Set a minimum post count for access. It's not a perfect solution by any means, and it would probably remove access to a lot of good folks that lurk more than blab (me included), but it would help tighten things up a bit.


----------



## Revan132 (Nov 3, 2010)

I wouldn't set a post count for access, but rather for posting privaleges. That way these idiots can't post their own stuff until they have proven other motive for membership besides the classifieds. However, it wouldn't detract from the classifieds as someone who has a low post count could still view the posts in the classifieds, while at the same time not bothering us with idiotic, superfluous classified posts that defy logic, and the rules of the classified forum section in general. Sometimes it's an honest mistake, but some of these people take it to a new extreme. Just my 2 cents...


----------



## Thrashmanzac (Nov 3, 2010)

blackrobedone said:


> Hi,
> Is there any way of reporting and banning the scammers that have no posts and no profile who are offering to buy things out of the classifieds and only want you to divulge personal info to try and rip you off? I've had several of these lately.

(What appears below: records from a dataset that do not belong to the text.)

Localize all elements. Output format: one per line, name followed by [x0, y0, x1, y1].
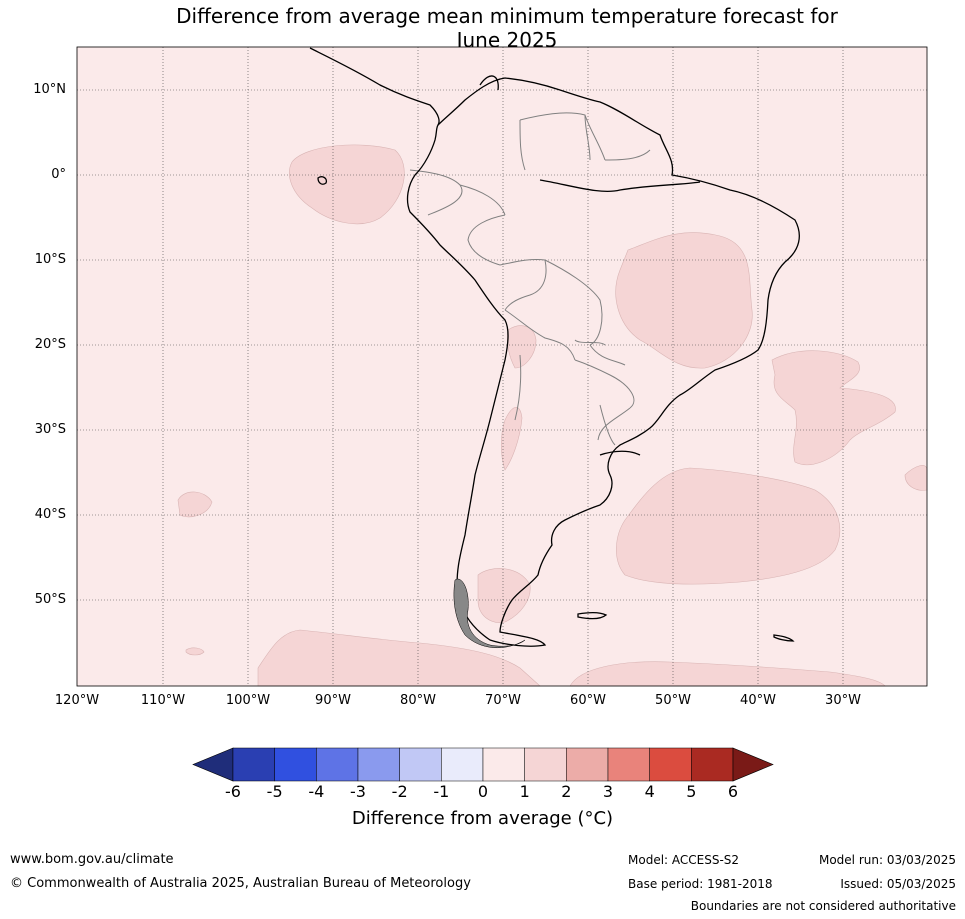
colorbar-tick-label: 1 — [519, 782, 530, 801]
colorbar-tick-label: -3 — [350, 782, 366, 801]
map-frame — [76, 46, 928, 687]
colorbar-tick-label: 5 — [686, 782, 697, 801]
colorbar-arrow-left — [192, 747, 234, 782]
lon-label-50w: 50°W — [655, 693, 691, 708]
colorbar-box — [357, 747, 400, 782]
coastline-falklands — [577, 611, 608, 620]
footer-disclaimer: Boundaries are not considered authoritat… — [690, 899, 956, 913]
footer-model-run: Model run: 03/03/2025 — [818, 853, 956, 867]
country-borders — [409, 112, 651, 446]
colorbar-box — [232, 747, 275, 782]
coastline-caribbean — [479, 75, 499, 91]
anomaly-patch-patagonia — [477, 568, 531, 623]
colorbar-box — [316, 747, 359, 782]
colorbar-box — [566, 747, 609, 782]
colorbar-box — [482, 747, 525, 782]
coastline-south-georgia — [773, 634, 795, 642]
anomaly-patch-far-south — [569, 661, 886, 687]
anomaly-patch-southeast-pacific-small — [177, 491, 213, 518]
lon-label-100w: 100°W — [225, 693, 271, 708]
lat-label-0: 0° — [51, 167, 66, 182]
coastline-central-america — [309, 47, 440, 126]
colorbar-tick-label: -5 — [266, 782, 283, 801]
lat-label-20s: 20°S — [34, 337, 66, 352]
colorbar-tick-label: -6 — [225, 782, 241, 801]
anomaly-patch-central-brazil — [615, 232, 753, 369]
colorbar-box — [399, 747, 442, 782]
lat-label-50s: 50°S — [34, 592, 66, 607]
map-title: Difference from average mean minimum tem… — [77, 4, 937, 52]
anomaly-patch-argentina-north — [500, 407, 523, 471]
lon-label-40w: 40°W — [740, 693, 776, 708]
lon-label-70w: 70°W — [485, 693, 521, 708]
colorbar-tick-label: 0 — [477, 782, 489, 801]
lon-label-90w: 90°W — [315, 693, 351, 708]
lon-label-110w: 110°W — [140, 693, 186, 708]
gridlines — [77, 47, 927, 686]
coastline-galapagos — [317, 176, 328, 185]
anomaly-patch-south-pacific — [257, 629, 541, 687]
colorbar-box — [691, 747, 734, 782]
colorbar-tick-label: 6 — [727, 782, 739, 801]
anomaly-patch-equatorial-pacific — [289, 144, 405, 225]
lon-label-80w: 80°W — [400, 693, 436, 708]
colorbar-box — [524, 747, 567, 782]
colorbar-title: Difference from average (°C) — [351, 808, 614, 829]
colorbar-box — [441, 747, 484, 782]
colorbar — [192, 747, 774, 782]
colorbar-arrow-right — [732, 747, 774, 782]
footer-copyright: © Commonwealth of Australia 2025, Austra… — [10, 876, 471, 891]
lat-label-40s: 40°S — [34, 507, 66, 522]
colorbar-tick-label: 2 — [561, 782, 572, 801]
lon-label-30w: 30°W — [825, 693, 861, 708]
anomaly-patch-pacific-tiny — [185, 647, 205, 656]
footer-url[interactable]: www.bom.gov.au/climate — [10, 852, 174, 867]
lat-label-10s: 10°S — [34, 252, 66, 267]
colorbar-box — [649, 747, 692, 782]
anomaly-patch-south-atlantic-east — [771, 350, 896, 466]
lon-label-120w: 120°W — [54, 693, 100, 708]
coastline-south-america — [406, 77, 800, 647]
coastline-amazon-river — [539, 179, 701, 193]
lat-label-10n: 10°N — [33, 82, 66, 97]
title-line-1: Difference from average mean minimum tem… — [176, 4, 838, 28]
footer-issued: Issued: 05/03/2025 — [840, 877, 956, 891]
lat-label-30s: 30°S — [34, 422, 66, 437]
anomaly-patch-southwest-atlantic — [616, 467, 841, 585]
colorbar-tick-label: 4 — [644, 782, 655, 801]
coastline-la-plata — [599, 450, 641, 456]
coastlines — [309, 47, 800, 647]
lon-label-60w: 60°W — [570, 693, 606, 708]
anomaly-patch-andes — [506, 325, 537, 369]
colorbar-box — [607, 747, 650, 782]
colorbar-box — [274, 747, 317, 782]
colorbar-tick-label: -1 — [433, 782, 450, 801]
colorbar-tick-label: 3 — [602, 782, 614, 801]
footer-base-period: Base period: 1981-2018 — [628, 877, 773, 891]
footer-model: Model: ACCESS-S2 — [628, 853, 740, 867]
southern-islands — [453, 578, 526, 649]
colorbar-tick-label: -2 — [391, 782, 408, 801]
colorbar-tick-label: -4 — [308, 782, 325, 801]
anomaly-patches — [177, 144, 928, 687]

i think if your not happy with them, then report it?
the mods are pretty good with keeping the classifeids scammer free


----------



## Randy (Nov 3, 2010)

Thrashmanzac said:


> i think if your not happy with them, then report it?
> the mods are pretty good with keeping the classifeids scammer free





The minimum post count thing has been debated several times, but unfortunately even a high/medium post count doesn't bar people from being scammers. (ie. recent history ). The rule of thumb is only do business with people with references that check out... if they have none (regardless of their post count) or they all lead to dead ends, don't do business with them.

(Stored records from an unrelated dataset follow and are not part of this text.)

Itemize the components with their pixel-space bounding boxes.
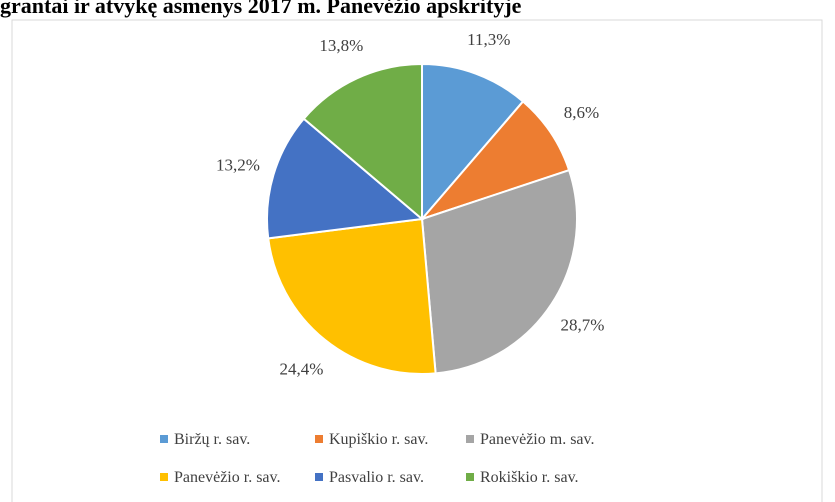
data-label: 8,6% <box>564 103 599 122</box>
pie-slice <box>266 117 425 240</box>
pie-slice <box>420 168 578 375</box>
legend-swatch <box>466 473 474 481</box>
legend-swatch <box>466 435 474 443</box>
pie-slice <box>421 62 525 222</box>
data-label: 24,4% <box>280 359 324 378</box>
legend-label: Panevėžio r. sav. <box>174 469 280 486</box>
legend-label: Kupiškio r. sav. <box>329 431 428 448</box>
pie-slice <box>302 62 423 222</box>
data-label: 13,2% <box>216 155 260 174</box>
legend-swatch <box>315 435 323 443</box>
data-label: 28,7% <box>561 315 605 334</box>
pie-slice <box>418 100 571 222</box>
legend-label: Panevėžio m. sav. <box>480 431 594 448</box>
legend-swatch <box>160 435 168 443</box>
legend-label: Biržų r. sav. <box>174 431 250 448</box>
legend-swatch <box>160 473 168 481</box>
legend-label: Pasvalio r. sav. <box>329 469 424 486</box>
legend-label: Rokiškio r. sav. <box>480 469 579 486</box>
data-label: 11,3% <box>467 30 510 49</box>
pie-slice <box>267 217 437 375</box>
legend-swatch <box>315 473 323 481</box>
data-label: 13,8% <box>319 36 363 55</box>
chart-title: grantai ir atvykę asmenys 2017 m. Panevė… <box>0 0 522 18</box>
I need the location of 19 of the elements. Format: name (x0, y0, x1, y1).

And if you see somebody who's clearly a scam artist, report it and we'll try to sort it out accordingly.


----------



## jymellis (Nov 3, 2010)

mine was through a pm


----------



## Randy (Nov 3, 2010)

blackrobedone said:


> Hi,
> Is there any way of reporting and banning the scammers that have no posts and no profile who are offering to buy things out of the classifieds and only want you to divulge personal info to try and rip you off? I've had several of these lately.



If they're PMing you and they don't have a classified thread, PM me a copy of their message and their username and I'll take care of it.


----------



## MFB (Nov 3, 2010)

While not necessarily dealing with scammers, but we're on the subject of bannings/reports, is there any way to cut down the time between reporting? I caught a spambot last night and reported all 3 of his posts right away, but I was still annoyed waiting between the reports because he could've just copied and pasted the same message and gotten dozens of messages out.


----------



## technomancer (Nov 3, 2010)

MFB said:


> While not necessarily dealing with scammers, but we're on the subject of bannings/reports, is there any way to cut down the time between reporting? I caught a spambot last night and reported all 3 of his posts right away, but I was still annoyed waiting between the reports because he could've just copied and pasted the same message and gotten dozens of messages out.



The UI for deleting posts as spam lets us auto-delete ALL of the posts by a user, so reporting all the posts by a spambot is a waste of time. If you report one we'll get all of the rest


----------



## MFB (Nov 3, 2010)

technomancer said:


> The UI for deleting posts as spam lets us auto-delete ALL of the posts by a user, so reporting all the posts by a spambot is a waste of time. If you report one we'll get all of the rest



Are you fucking kidding me?  I literally go and report EVERY post from spambots and you lay this horse shit on me?

C'MON!


----------